The “Blue” variant is a coalition of the Party of Regions, the Communist Party, the fiercely anti-Yushchenko Ne Tak bloc and the bloc of radical leftist Natalia Vitrenko. Again, the last two are not likely to get enough votes.

While speculation abounds, analysts say it’s unlikely that any kind of ideology based coalition – be it Orange or Blue – will be created.

“The Orange coalition looks very unstable,” said Andriy Yermolaev, the director of the Sofiya Center for Social Studies, “because there are too many internal disputes and variant readings [of the parties’ platforms].”

Kost Bondarenko, director of the Institute for National Strategy, agrees, adding that former Orange allies still have a lot of axes to grind.

“Tymoshenko will try to ‘privatize’ Yushchenko, and his current allies will not like that,” Bondarenko said.

Tymoshenko served as Yushchenko’s Prime Minister until being fired last September.

“This is hardly going to be a pro-presidential coalition,” Bondarenko said.

But a blue coalition is equally improbable, according to analysts. The Party of Regions would have to negotiate conditions with the Communists and the bloc of parliamentary speaker Volodymyr Lytvyn. Smoothing out conflicting ideologies between these three groups would be difficult.

Likely coalitions

Analysts claim that the most probable alliances are between the Party of Regions and Our Ukraine, or the Party of Regions and the Tymoshenko bloc. Smaller players like the SPU or the Lytvyn block may figure in.

Evidence of coordination between the Tymoshenko and Yanukovych camps surfaced earlier this year, when factions in parliament loyal to the two popular political leaders voted to oust the government of Yuriy Yekhanurov over a controversial gas deal inked with Russia during the New Years holidays.

While it remains unclear if the vote was legal, political analysts claim it is proof that a bond is possible between Yanukovych and Tymsohenko.

“Yanukovych and Tymoshenko are alike,” Bondarenko said. “They are both people with oligarchic mentalities and both have populist inclinations.”

According to Bondarenko, the basis of such a coalition will be the desire of both political forces to revise the privatization process.

“In such a scenario, parliament will be in opposition to the president.”

Yermolaev agrees. If Yanukovych and Tymoshenko become allies, it would be an “arrangement of business elites.”

A coalition between Our Ukraine and the Party of Regions is probable too. Analysts say this type of union will heal the split between the east and west of the country and bring balance back to politics.

“It is important to understand that right after his [2005] victory Yushchenko’s mass support was sufficient, Yermolaev said. “Now the president needs a new format for dealing with the opposition.”

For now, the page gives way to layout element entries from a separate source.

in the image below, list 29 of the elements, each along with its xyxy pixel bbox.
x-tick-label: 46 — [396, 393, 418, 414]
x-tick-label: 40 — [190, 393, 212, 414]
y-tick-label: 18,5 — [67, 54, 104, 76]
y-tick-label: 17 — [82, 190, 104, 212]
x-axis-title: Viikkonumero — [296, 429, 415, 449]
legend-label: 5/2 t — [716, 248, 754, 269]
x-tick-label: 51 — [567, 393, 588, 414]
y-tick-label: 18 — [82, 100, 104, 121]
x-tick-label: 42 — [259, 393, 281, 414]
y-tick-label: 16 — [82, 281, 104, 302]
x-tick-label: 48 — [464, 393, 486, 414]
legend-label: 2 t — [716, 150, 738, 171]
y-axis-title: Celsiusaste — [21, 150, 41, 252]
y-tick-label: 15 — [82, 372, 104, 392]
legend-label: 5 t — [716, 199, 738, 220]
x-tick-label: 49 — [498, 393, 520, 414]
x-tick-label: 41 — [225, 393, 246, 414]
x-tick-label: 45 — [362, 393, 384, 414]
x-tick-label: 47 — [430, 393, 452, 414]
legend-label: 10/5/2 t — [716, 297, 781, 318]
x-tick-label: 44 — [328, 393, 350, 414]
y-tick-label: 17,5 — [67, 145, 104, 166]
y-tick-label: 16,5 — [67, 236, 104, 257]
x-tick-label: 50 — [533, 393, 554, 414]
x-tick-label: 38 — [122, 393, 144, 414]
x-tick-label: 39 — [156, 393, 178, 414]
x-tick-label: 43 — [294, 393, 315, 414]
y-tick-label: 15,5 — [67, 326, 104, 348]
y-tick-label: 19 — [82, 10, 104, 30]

Whatever its composition, some kind of majority will be formed before the 30-day deadline, analysts say. To do otherwise would risk dismissal and a greater role played by the president.

The Socialist card

Socialist leader Oleksander Moroz says that whoever forms a coalition, they will likely have to negotiate with him. And he may be right, according to Bondarenko, who said that Moroz holds the “golden share” with an expected eight-percent of all votes.

Moroz will be very cautious about joining up with any other political parties for now.

Yermolaev recalled that the Socialist leader’s political rating dropped after he supported Orange politicians during the 2004 presidential election.